The poll shows residents of Southeast Idaho prefer making improvements in water efficiency to rebuilding Teton Dam by a margin of 63 to 26 percent.
And this poll was not done by some left-leaning Washington, D.C.-based pollster. It was done by Bob Moore, of Portland, who does most of the Republican Party’s polling in Idaho.
“In this economic climate, people are going to make choices based on cost first and foremost, and building new dams is extraordinarily expensive,” Moore said.
The poll, conducted in December by Moore Information, interviewed 300 residents of Southeast Idaho. It has a margin of error of plus or minus 6 percent.
The Bureau of Reclamation and state are in the midst of a two-year study to evaluate options for replacing the storage water that was lost when the dam failed.

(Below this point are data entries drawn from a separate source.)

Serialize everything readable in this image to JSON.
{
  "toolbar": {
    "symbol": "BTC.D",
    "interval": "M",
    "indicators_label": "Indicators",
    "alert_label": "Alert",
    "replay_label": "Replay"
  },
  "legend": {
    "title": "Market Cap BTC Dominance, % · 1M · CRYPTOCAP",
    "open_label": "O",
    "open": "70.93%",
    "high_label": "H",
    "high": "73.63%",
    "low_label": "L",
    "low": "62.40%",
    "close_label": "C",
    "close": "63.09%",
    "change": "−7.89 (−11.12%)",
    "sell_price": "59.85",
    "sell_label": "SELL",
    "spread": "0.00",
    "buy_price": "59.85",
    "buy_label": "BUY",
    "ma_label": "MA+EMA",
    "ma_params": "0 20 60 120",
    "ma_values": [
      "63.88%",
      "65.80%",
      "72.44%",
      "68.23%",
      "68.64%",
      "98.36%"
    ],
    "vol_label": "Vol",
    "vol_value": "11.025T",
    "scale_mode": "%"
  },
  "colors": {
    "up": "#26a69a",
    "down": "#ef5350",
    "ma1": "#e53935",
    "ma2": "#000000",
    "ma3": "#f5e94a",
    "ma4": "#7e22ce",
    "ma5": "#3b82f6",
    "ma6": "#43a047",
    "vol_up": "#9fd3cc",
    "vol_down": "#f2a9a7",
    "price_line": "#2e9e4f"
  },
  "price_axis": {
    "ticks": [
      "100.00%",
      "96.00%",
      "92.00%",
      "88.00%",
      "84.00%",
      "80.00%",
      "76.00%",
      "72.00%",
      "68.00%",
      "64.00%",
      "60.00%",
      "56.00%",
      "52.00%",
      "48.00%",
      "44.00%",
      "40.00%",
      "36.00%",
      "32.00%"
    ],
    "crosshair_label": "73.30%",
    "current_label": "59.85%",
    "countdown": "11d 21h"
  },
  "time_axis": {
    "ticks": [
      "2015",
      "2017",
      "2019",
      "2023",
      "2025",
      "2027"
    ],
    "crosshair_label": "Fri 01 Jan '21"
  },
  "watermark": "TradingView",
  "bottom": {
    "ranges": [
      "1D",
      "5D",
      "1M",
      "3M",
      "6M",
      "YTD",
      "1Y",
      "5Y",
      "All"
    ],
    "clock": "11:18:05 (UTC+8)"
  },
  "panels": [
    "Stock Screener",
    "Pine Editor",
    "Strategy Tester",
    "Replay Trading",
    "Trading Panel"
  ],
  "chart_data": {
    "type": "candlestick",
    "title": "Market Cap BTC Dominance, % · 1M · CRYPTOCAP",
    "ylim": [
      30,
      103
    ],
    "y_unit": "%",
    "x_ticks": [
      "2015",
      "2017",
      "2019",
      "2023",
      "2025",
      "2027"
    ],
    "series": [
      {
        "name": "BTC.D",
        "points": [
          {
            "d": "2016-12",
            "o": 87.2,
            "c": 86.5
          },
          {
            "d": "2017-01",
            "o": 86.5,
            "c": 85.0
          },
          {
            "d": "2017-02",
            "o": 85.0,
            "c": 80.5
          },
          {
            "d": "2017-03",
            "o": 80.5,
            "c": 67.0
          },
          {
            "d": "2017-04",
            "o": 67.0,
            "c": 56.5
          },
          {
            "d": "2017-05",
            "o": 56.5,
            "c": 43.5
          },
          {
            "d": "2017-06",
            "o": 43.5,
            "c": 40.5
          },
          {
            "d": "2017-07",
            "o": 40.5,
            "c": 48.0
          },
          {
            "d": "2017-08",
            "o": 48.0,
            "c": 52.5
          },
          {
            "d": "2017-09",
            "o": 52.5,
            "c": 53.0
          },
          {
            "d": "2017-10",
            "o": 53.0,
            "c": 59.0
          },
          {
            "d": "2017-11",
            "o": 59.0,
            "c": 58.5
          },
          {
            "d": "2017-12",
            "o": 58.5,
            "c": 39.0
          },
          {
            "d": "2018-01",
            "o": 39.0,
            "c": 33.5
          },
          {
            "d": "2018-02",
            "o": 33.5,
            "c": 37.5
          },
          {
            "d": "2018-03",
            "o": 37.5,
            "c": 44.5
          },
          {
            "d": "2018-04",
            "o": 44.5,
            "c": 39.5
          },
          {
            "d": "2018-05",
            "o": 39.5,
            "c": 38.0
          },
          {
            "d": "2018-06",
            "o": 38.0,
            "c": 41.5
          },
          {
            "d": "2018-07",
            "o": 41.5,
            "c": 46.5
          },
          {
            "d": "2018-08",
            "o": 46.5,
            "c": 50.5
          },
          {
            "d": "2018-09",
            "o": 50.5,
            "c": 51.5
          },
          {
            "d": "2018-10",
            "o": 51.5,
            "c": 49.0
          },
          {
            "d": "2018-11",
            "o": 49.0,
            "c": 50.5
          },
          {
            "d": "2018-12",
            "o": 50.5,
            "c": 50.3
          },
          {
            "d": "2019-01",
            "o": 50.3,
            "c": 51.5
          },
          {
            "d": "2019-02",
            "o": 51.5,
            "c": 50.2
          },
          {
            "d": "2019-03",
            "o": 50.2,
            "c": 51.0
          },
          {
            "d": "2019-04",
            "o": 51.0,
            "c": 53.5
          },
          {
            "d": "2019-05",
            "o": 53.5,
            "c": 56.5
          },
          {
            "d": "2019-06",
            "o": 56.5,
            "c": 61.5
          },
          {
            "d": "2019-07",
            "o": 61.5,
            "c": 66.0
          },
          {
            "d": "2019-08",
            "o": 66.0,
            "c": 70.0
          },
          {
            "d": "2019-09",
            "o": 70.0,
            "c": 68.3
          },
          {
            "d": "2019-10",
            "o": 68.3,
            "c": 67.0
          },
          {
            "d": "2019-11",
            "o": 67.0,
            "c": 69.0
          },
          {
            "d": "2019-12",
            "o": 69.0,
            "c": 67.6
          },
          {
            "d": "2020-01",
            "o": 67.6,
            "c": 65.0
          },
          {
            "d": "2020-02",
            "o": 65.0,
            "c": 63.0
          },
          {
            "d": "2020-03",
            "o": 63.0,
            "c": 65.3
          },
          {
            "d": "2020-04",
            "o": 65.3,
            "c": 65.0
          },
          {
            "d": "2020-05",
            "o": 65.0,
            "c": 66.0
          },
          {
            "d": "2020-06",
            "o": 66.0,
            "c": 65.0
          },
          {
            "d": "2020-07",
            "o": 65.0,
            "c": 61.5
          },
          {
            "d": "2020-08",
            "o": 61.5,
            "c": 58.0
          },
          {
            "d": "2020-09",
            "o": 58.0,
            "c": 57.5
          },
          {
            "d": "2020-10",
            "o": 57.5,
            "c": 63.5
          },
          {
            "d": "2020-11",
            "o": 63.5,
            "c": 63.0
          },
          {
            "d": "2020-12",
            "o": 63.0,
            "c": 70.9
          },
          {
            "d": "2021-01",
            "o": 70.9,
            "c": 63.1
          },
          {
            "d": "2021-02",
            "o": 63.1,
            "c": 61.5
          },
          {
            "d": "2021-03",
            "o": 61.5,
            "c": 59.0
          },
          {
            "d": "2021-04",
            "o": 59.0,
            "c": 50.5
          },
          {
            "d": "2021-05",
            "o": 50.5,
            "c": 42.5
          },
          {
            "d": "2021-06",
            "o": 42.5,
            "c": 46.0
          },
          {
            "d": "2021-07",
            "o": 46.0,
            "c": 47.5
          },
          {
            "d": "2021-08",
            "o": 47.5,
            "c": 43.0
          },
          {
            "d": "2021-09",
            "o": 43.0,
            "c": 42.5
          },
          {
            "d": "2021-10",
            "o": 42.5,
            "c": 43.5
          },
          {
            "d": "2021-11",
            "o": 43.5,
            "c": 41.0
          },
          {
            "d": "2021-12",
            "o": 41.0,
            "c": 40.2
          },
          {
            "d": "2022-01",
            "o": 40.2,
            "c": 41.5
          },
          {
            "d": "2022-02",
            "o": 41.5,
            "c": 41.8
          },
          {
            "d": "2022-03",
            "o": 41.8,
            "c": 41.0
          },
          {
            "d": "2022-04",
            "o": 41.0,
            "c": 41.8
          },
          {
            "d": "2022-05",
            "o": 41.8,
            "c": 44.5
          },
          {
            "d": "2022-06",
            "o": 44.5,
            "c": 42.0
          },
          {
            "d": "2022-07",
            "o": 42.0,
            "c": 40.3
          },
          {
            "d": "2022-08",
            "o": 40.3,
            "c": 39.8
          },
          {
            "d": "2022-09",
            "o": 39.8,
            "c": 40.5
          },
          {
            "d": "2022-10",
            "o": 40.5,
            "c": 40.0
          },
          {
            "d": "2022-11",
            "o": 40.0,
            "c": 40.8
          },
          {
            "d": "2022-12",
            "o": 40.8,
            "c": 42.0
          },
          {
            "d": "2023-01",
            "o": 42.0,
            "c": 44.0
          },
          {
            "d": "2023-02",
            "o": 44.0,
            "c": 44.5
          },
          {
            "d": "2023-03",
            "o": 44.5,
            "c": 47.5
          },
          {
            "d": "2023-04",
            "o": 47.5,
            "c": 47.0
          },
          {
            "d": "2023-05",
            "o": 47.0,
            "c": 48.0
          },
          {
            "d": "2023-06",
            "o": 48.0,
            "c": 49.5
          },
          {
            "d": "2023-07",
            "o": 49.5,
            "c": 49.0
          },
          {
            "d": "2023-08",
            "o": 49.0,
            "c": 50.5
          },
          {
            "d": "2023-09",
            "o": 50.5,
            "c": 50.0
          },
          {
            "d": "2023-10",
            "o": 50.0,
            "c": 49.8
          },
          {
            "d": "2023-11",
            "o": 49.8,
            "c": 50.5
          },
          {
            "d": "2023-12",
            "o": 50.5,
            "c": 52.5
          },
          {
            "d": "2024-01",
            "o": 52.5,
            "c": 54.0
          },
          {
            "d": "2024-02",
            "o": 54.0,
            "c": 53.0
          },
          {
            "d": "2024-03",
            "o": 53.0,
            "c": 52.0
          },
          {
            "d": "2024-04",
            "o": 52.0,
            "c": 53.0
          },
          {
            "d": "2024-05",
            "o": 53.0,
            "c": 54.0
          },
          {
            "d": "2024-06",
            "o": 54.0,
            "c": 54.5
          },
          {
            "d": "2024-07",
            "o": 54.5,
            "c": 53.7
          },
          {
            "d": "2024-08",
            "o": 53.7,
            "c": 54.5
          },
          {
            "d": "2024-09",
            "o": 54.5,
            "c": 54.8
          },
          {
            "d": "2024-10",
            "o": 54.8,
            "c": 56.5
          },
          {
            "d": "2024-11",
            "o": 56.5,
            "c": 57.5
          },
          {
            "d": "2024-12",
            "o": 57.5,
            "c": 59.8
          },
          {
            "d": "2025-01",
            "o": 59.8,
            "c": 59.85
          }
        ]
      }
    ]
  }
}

To rebuild the Teton Dam would cost from half a billion to a billion dollars. Bureau officials have always said they are confident they could do it this time without a failure.
But the Teton River has recovered remarkably into a world-class trout fishery. Tourism is a much larger part of the economy of eastern Idaho today than it was in 1971 when the dam was authorized.
Few people are talking about building more big dams in the West despite the water shortages. Still, the Teton Dam is authorized by Congress — a huge leg up when it comes to dam-building.
All a future congressional delegation has to do is get the $1 billion added to an appropriations bill. Imagine a future stimulus bill, where a future bureau presents a “shovel-ready” project.
I know this is unlikely. There will clearly have to be a new environmental impact statement — and unlike before, the bureau will have to show a new project’s benefits really do outweigh its cost.
Any new dam project, including the dams the bureau and the state are looking at in the Boise Basin, will have to find someone to pay for them.
“Cost aside, the poll also found broad and deep support among Southeast Idahoans for protecting the region’s rivers for their natural and recreational values,” Moore said.